J’entends mon mari qui dit :
  - Noooon! Tu ne vas pas prendre cela!
  - Si, si! J’ai envie d’essayer. Zut alors ! Ce n’est pas demain la veille que je reviendrai par ici et, sous le regard réprobateur de Robert, nous commandons une assiette d’oignons frits.
Résultat: bof. Surfait. Même une mouche entendrait les yeux de mon mari dire "Bien fait!".

Tout le reste fut bon. Encore une fois, un plat à ne pas prendre chaque jour, mais être en Amérique et ne jamais manger ce qui leur est typique, non, je ne pouvais pas leur faire cela. Ni me faire cela. Rires!

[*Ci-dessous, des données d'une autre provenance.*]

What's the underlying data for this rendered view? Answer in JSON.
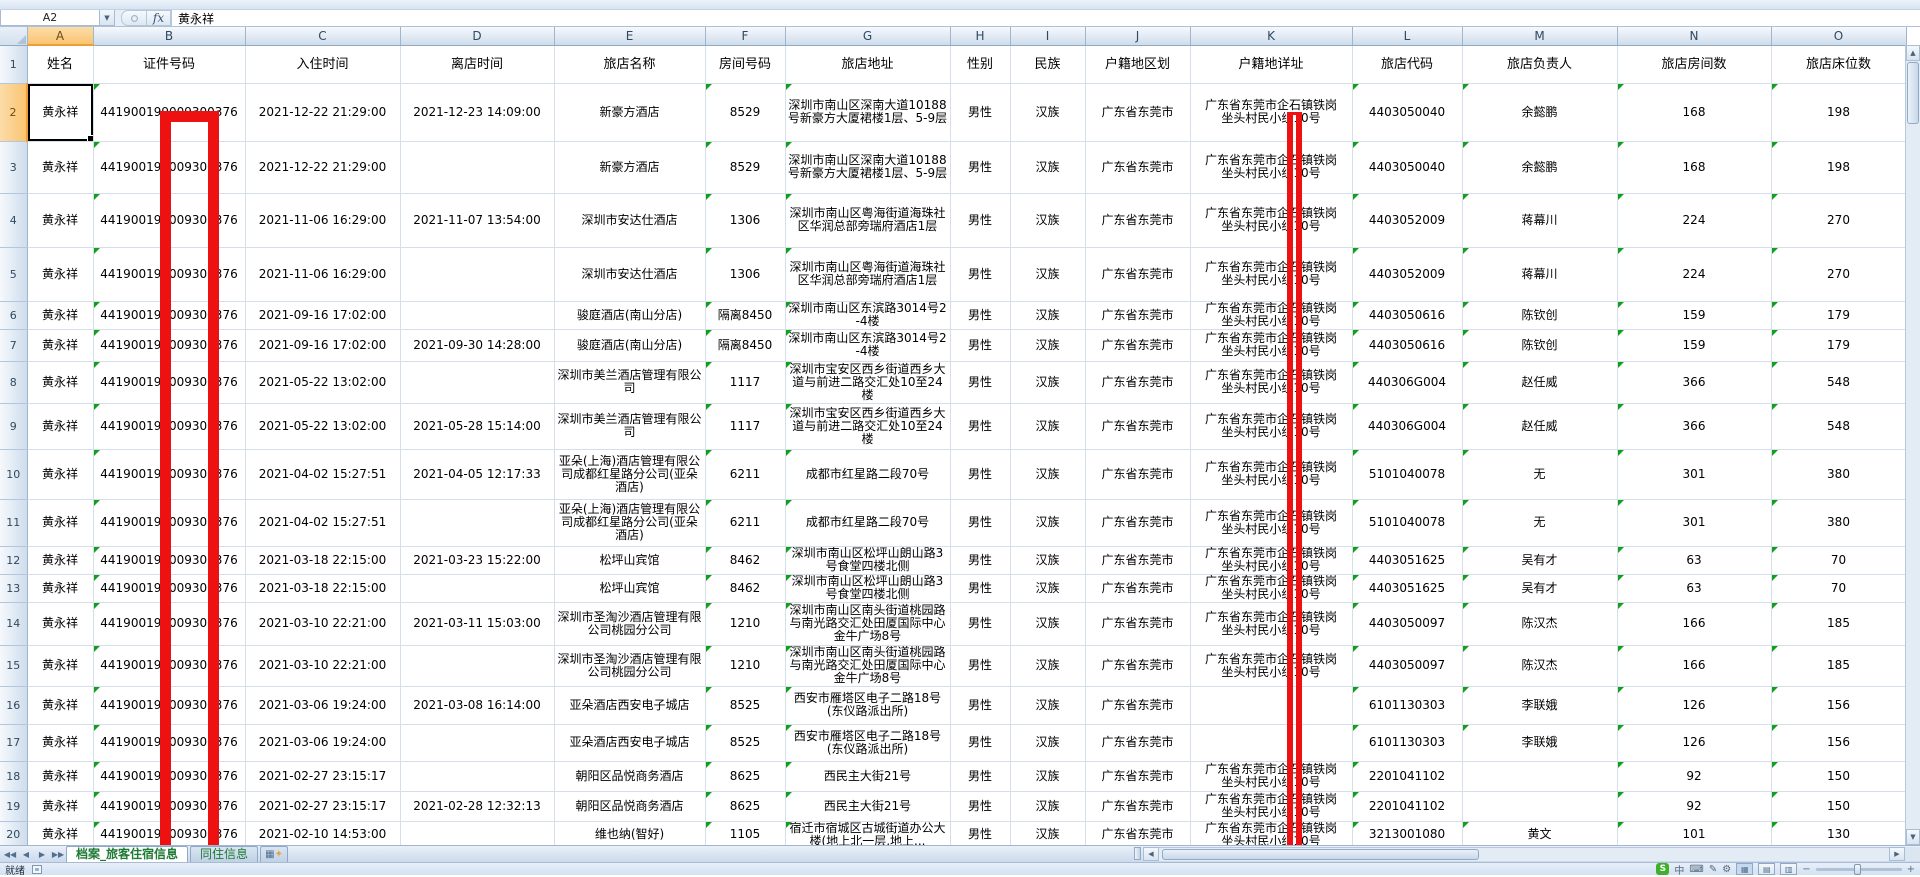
{
  "chrome": {
    "name_box": "A2",
    "fx_label": "fx",
    "formula_value": "黄永祥",
    "sheet_tabs": [
      "档案_旅客住宿信息",
      "同住信息"
    ],
    "status_ready": "就绪",
    "ime_badge": "S",
    "ime_mode": "中"
  },
  "columns": {
    "letters": [
      "A",
      "B",
      "C",
      "D",
      "E",
      "F",
      "G",
      "H",
      "I",
      "J",
      "K",
      "L",
      "M",
      "N",
      "O"
    ],
    "headers": [
      "姓名",
      "证件号码",
      "入住时间",
      "离店时间",
      "旅店名称",
      "房间号码",
      "旅店地址",
      "性别",
      "民族",
      "户籍地区划",
      "户籍地详址",
      "旅店代码",
      "旅店负责人",
      "旅店房间数",
      "旅店床位数"
    ]
  },
  "annotations": {
    "redaction_color": "#EE1111",
    "redaction_targets": [
      "证件号码出生段",
      "户籍地详址门牌段"
    ]
  },
  "rows": [
    {
      "num": 2,
      "a": "黄永祥",
      "b": "441900199009300376",
      "c": "2021-12-22 21:29:00",
      "d": "2021-12-23 14:09:00",
      "e": "新豪方酒店",
      "f": "8529",
      "g": "深圳市南山区深南大道10188号新豪方大厦裙楼1层、5-9层",
      "h": "男性",
      "i": "汉族",
      "j": "广东省东莞市",
      "k": "广东省东莞市企石镇铁岗\n坐头村民小组10号",
      "l": "4403050040",
      "m": "余懿鹏",
      "n": "168",
      "o": "198"
    },
    {
      "num": 3,
      "a": "黄永祥",
      "b": "441900199009300376",
      "c": "2021-12-22 21:29:00",
      "d": "",
      "e": "新豪方酒店",
      "f": "8529",
      "g": "深圳市南山区深南大道10188号新豪方大厦裙楼1层、5-9层",
      "h": "男性",
      "i": "汉族",
      "j": "广东省东莞市",
      "k": "广东省东莞市企石镇铁岗\n坐头村民小组10号",
      "l": "4403050040",
      "m": "余懿鹏",
      "n": "168",
      "o": "198"
    },
    {
      "num": 4,
      "a": "黄永祥",
      "b": "441900199009300376",
      "c": "2021-11-06 16:29:00",
      "d": "2021-11-07 13:54:00",
      "e": "深圳市安达仕酒店",
      "f": "1306",
      "g": "深圳市南山区粤海街道海珠社区华润总部旁瑞府酒店1层",
      "h": "男性",
      "i": "汉族",
      "j": "广东省东莞市",
      "k": "广东省东莞市企石镇铁岗\n坐头村民小组10号",
      "l": "4403052009",
      "m": "蒋幕川",
      "n": "224",
      "o": "270"
    },
    {
      "num": 5,
      "a": "黄永祥",
      "b": "441900199009300376",
      "c": "2021-11-06 16:29:00",
      "d": "",
      "e": "深圳市安达仕酒店",
      "f": "1306",
      "g": "深圳市南山区粤海街道海珠社区华润总部旁瑞府酒店1层",
      "h": "男性",
      "i": "汉族",
      "j": "广东省东莞市",
      "k": "广东省东莞市企石镇铁岗\n坐头村民小组10号",
      "l": "4403052009",
      "m": "蒋幕川",
      "n": "224",
      "o": "270"
    },
    {
      "num": 6,
      "a": "黄永祥",
      "b": "441900199009300376",
      "c": "2021-09-16 17:02:00",
      "d": "",
      "e": "骏庭酒店(南山分店)",
      "f": "隔离8450",
      "g": "深圳市南山区东滨路3014号2-4楼",
      "h": "男性",
      "i": "汉族",
      "j": "广东省东莞市",
      "k": "广东省东莞市企石镇铁岗\n坐头村民小组10号",
      "l": "4403050616",
      "m": "陈钦创",
      "n": "159",
      "o": "179"
    },
    {
      "num": 7,
      "a": "黄永祥",
      "b": "441900199009300376",
      "c": "2021-09-16 17:02:00",
      "d": "2021-09-30 14:28:00",
      "e": "骏庭酒店(南山分店)",
      "f": "隔离8450",
      "g": "深圳市南山区东滨路3014号2-4楼",
      "h": "男性",
      "i": "汉族",
      "j": "广东省东莞市",
      "k": "广东省东莞市企石镇铁岗\n坐头村民小组10号",
      "l": "4403050616",
      "m": "陈钦创",
      "n": "159",
      "o": "179"
    },
    {
      "num": 8,
      "a": "黄永祥",
      "b": "441900199009300376",
      "c": "2021-05-22 13:02:00",
      "d": "",
      "e": "深圳市美兰酒店管理有限公司",
      "f": "1117",
      "g": "深圳市宝安区西乡街道西乡大道与前进二路交汇处10至24楼",
      "h": "男性",
      "i": "汉族",
      "j": "广东省东莞市",
      "k": "广东省东莞市企石镇铁岗\n坐头村民小组10号",
      "l": "440306G004",
      "m": "赵任威",
      "n": "366",
      "o": "548"
    },
    {
      "num": 9,
      "a": "黄永祥",
      "b": "441900199009300376",
      "c": "2021-05-22 13:02:00",
      "d": "2021-05-28 15:14:00",
      "e": "深圳市美兰酒店管理有限公司",
      "f": "1117",
      "g": "深圳市宝安区西乡街道西乡大道与前进二路交汇处10至24楼",
      "h": "男性",
      "i": "汉族",
      "j": "广东省东莞市",
      "k": "广东省东莞市企石镇铁岗\n坐头村民小组10号",
      "l": "440306G004",
      "m": "赵任威",
      "n": "366",
      "o": "548"
    },
    {
      "num": 10,
      "a": "黄永祥",
      "b": "441900199009300376",
      "c": "2021-04-02 15:27:51",
      "d": "2021-04-05 12:17:33",
      "e": "亚朵(上海)酒店管理有限公司成都红星路分公司(亚朵酒店)",
      "f": "6211",
      "g": "成都市红星路二段70号",
      "h": "男性",
      "i": "汉族",
      "j": "广东省东莞市",
      "k": "广东省东莞市企石镇铁岗\n坐头村民小组10号",
      "l": "5101040078",
      "m": "无",
      "n": "301",
      "o": "380"
    },
    {
      "num": 11,
      "a": "黄永祥",
      "b": "441900199009300376",
      "c": "2021-04-02 15:27:51",
      "d": "",
      "e": "亚朵(上海)酒店管理有限公司成都红星路分公司(亚朵酒店)",
      "f": "6211",
      "g": "成都市红星路二段70号",
      "h": "男性",
      "i": "汉族",
      "j": "广东省东莞市",
      "k": "广东省东莞市企石镇铁岗\n坐头村民小组10号",
      "l": "5101040078",
      "m": "无",
      "n": "301",
      "o": "380"
    },
    {
      "num": 12,
      "a": "黄永祥",
      "b": "441900199009300376",
      "c": "2021-03-18 22:15:00",
      "d": "2021-03-23 15:22:00",
      "e": "松坪山宾馆",
      "f": "8462",
      "g": "深圳市南山区松坪山朗山路3号食堂四楼北侧",
      "h": "男性",
      "i": "汉族",
      "j": "广东省东莞市",
      "k": "广东省东莞市企石镇铁岗\n坐头村民小组10号",
      "l": "4403051625",
      "m": "吴有才",
      "n": "63",
      "o": "70"
    },
    {
      "num": 13,
      "a": "黄永祥",
      "b": "441900199009300376",
      "c": "2021-03-18 22:15:00",
      "d": "",
      "e": "松坪山宾馆",
      "f": "8462",
      "g": "深圳市南山区松坪山朗山路3号食堂四楼北侧",
      "h": "男性",
      "i": "汉族",
      "j": "广东省东莞市",
      "k": "广东省东莞市企石镇铁岗\n坐头村民小组10号",
      "l": "4403051625",
      "m": "吴有才",
      "n": "63",
      "o": "70"
    },
    {
      "num": 14,
      "a": "黄永祥",
      "b": "441900199009300376",
      "c": "2021-03-10 22:21:00",
      "d": "2021-03-11 15:03:00",
      "e": "深圳市圣淘沙酒店管理有限公司桃园分公司",
      "f": "1210",
      "g": "深圳市南山区南头街道桃园路与南光路交汇处田厦国际中心金牛广场8号",
      "h": "男性",
      "i": "汉族",
      "j": "广东省东莞市",
      "k": "广东省东莞市企石镇铁岗\n坐头村民小组10号",
      "l": "4403050097",
      "m": "陈汉杰",
      "n": "166",
      "o": "185"
    },
    {
      "num": 15,
      "a": "黄永祥",
      "b": "441900199009300376",
      "c": "2021-03-10 22:21:00",
      "d": "",
      "e": "深圳市圣淘沙酒店管理有限公司桃园分公司",
      "f": "1210",
      "g": "深圳市南山区南头街道桃园路与南光路交汇处田厦国际中心金牛广场8号",
      "h": "男性",
      "i": "汉族",
      "j": "广东省东莞市",
      "k": "广东省东莞市企石镇铁岗\n坐头村民小组10号",
      "l": "4403050097",
      "m": "陈汉杰",
      "n": "166",
      "o": "185"
    },
    {
      "num": 16,
      "a": "黄永祥",
      "b": "441900199009300376",
      "c": "2021-03-06 19:24:00",
      "d": "2021-03-08 16:14:00",
      "e": "亚朵酒店西安电子城店",
      "f": "8525",
      "g": "西安市雁塔区电子二路18号(东仪路派出所)",
      "h": "男性",
      "i": "汉族",
      "j": "广东省东莞市",
      "k": "",
      "l": "6101130303",
      "m": "李联娥",
      "n": "126",
      "o": "156"
    },
    {
      "num": 17,
      "a": "黄永祥",
      "b": "441900199009300376",
      "c": "2021-03-06 19:24:00",
      "d": "",
      "e": "亚朵酒店西安电子城店",
      "f": "8525",
      "g": "西安市雁塔区电子二路18号(东仪路派出所)",
      "h": "男性",
      "i": "汉族",
      "j": "广东省东莞市",
      "k": "",
      "l": "6101130303",
      "m": "李联娥",
      "n": "126",
      "o": "156"
    },
    {
      "num": 18,
      "a": "黄永祥",
      "b": "441900199009300376",
      "c": "2021-02-27 23:15:17",
      "d": "",
      "e": "朝阳区品悦商务酒店",
      "f": "8625",
      "g": "西民主大街21号",
      "h": "男性",
      "i": "汉族",
      "j": "广东省东莞市",
      "k": "广东省东莞市企石镇铁岗\n坐头村民小组10号",
      "l": "2201041102",
      "m": "",
      "n": "92",
      "o": "150"
    },
    {
      "num": 19,
      "a": "黄永祥",
      "b": "441900199009300376",
      "c": "2021-02-27 23:15:17",
      "d": "2021-02-28 12:32:13",
      "e": "朝阳区品悦商务酒店",
      "f": "8625",
      "g": "西民主大街21号",
      "h": "男性",
      "i": "汉族",
      "j": "广东省东莞市",
      "k": "广东省东莞市企石镇铁岗\n坐头村民小组10号",
      "l": "2201041102",
      "m": "",
      "n": "92",
      "o": "150"
    },
    {
      "num": 20,
      "a": "黄永祥",
      "b": "441900199009300376",
      "c": "2021-02-10 14:53:00",
      "d": "",
      "e": "维也纳(智好)",
      "f": "1105",
      "g": "宿迁市宿城区古城街道办公大楼(地上北一层,地上...",
      "h": "男性",
      "i": "汉族",
      "j": "广东省东莞市",
      "k": "广东省东莞市企石镇铁岗\n坐头村民小组10号",
      "l": "3213001080",
      "m": "黄文",
      "n": "101",
      "o": "130"
    }
  ]
}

    Un petit mot sur le personnel: gentil comme partout. C’est une des qualités ici, la gentillesse des gens. Leur ouverture à la discussion, à l’échange. J’adore. Vous leur demandez tout ce que vous voulez, vous craignez d’être indiscrets… Eh bien pas du tout, on vous répond très simplement. Il n’est pas de sujet tabou.
Elle est là, la liberté américaine.

C’est elle aussi qui accepte toutes les idées, du «pour-l'IVG» au «contre-IVG», du «pour-le-port-d'arme» au «contre-le-port-d'arme». L’avis de chacun, ici, n’est pas un problème et l’Europe se laisse encore trop manipuler par le sensationnalisme des reportages télé qui satanisent certaines attitudes, certains mouvements.
Quand je dis à mon fils et à ma belle-fille :
  - Vous avez bien vu ces groupuscules nazis.
Ils me répondent:
  - Ici, ce n’est pas un problème. C’est une minorité et si on monte tout un dossier sur une minorité, c’est uniquement dans le but de créer un reportage-choc. Ne t’inquiète pas, ces mouvements sont parfaitement connus et contrôlés.

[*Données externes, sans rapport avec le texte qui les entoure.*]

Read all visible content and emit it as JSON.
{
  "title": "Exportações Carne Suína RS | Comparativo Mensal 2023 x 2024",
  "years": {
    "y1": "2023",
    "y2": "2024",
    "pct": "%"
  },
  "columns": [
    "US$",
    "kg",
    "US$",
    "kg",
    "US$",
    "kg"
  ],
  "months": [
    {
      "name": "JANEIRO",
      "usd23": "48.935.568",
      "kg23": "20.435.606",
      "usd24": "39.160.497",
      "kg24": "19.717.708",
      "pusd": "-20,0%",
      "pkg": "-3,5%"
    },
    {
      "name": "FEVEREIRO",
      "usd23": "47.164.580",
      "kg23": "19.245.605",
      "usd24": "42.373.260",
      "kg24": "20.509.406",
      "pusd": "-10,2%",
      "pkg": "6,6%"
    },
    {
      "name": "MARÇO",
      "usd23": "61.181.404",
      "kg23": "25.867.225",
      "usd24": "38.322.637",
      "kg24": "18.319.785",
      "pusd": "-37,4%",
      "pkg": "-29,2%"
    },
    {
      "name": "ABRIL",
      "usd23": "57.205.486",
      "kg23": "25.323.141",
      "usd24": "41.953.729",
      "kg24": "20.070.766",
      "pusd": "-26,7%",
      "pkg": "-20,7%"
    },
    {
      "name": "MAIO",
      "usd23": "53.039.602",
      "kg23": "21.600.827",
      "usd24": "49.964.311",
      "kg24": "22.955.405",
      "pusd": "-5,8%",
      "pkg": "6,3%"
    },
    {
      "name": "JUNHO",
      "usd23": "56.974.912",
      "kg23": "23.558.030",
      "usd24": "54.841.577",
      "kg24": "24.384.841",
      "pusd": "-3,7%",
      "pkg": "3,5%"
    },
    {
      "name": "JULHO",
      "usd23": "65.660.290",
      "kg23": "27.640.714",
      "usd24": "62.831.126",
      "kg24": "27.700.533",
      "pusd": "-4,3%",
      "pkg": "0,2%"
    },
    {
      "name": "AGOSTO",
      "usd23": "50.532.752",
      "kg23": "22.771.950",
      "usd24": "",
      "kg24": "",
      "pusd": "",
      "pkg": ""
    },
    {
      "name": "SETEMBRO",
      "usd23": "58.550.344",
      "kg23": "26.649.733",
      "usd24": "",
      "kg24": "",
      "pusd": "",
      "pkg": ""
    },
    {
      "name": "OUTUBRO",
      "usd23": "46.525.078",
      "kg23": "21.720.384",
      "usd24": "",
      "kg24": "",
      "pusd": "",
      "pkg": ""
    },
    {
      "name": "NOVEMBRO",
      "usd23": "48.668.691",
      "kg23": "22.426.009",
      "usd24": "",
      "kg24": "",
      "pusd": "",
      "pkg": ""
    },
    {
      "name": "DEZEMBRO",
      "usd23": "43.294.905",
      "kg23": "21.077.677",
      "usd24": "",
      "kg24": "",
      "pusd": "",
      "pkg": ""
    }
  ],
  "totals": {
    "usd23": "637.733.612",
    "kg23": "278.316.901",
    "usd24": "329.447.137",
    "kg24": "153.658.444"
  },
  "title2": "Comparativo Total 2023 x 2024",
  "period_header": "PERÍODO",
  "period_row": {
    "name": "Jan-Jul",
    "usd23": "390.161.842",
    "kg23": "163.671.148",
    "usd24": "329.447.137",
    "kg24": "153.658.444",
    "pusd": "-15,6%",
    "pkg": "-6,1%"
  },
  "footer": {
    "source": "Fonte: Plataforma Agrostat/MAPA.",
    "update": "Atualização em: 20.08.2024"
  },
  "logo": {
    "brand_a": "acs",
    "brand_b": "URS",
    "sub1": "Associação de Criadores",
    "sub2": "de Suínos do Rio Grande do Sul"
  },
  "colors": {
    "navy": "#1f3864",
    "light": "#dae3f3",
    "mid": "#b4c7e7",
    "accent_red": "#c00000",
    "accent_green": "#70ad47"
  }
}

    Cette liberté et ce côté «battant» sont deux traits du caractère américain que j’aime par dessus tout.
Je me révolte contre la délation qui fait que si quelqu’un met ses pieds sur les sièges d'un train (compagnie privée), aussitôt deux «GSM» sortent des poches et, à l’arrêt suivant, la police monte dans le train.
A ma révolte, on me répond:
  - Tu dois savoir ce que tu veux. Tu n’aimes pas le saccage, tu n’aimes pas l’indifférence et le manque de prise de responsabilité. Ici, on la prend. La manière est peut-être discutable, mais la pseudo-indifférence est-elle si jolie ? Et vlan! Je dois à nouveau réfléchir.
Mais zut, je n’aime toujours pas la délation!
Par contre j’ai aimé quand, à Paris, Jean-Jacques, un ami de mon mari, a houspillé un jeune de 12 ans qui emm... tout le monde dans les transports en commun. Il fut le seul à avoir osé. Ca, j’ai aimé et, semblant de rien, le Jean-Jacques, eh bien, il m’a donné une leçon que je ne suis pas prête d’oublier.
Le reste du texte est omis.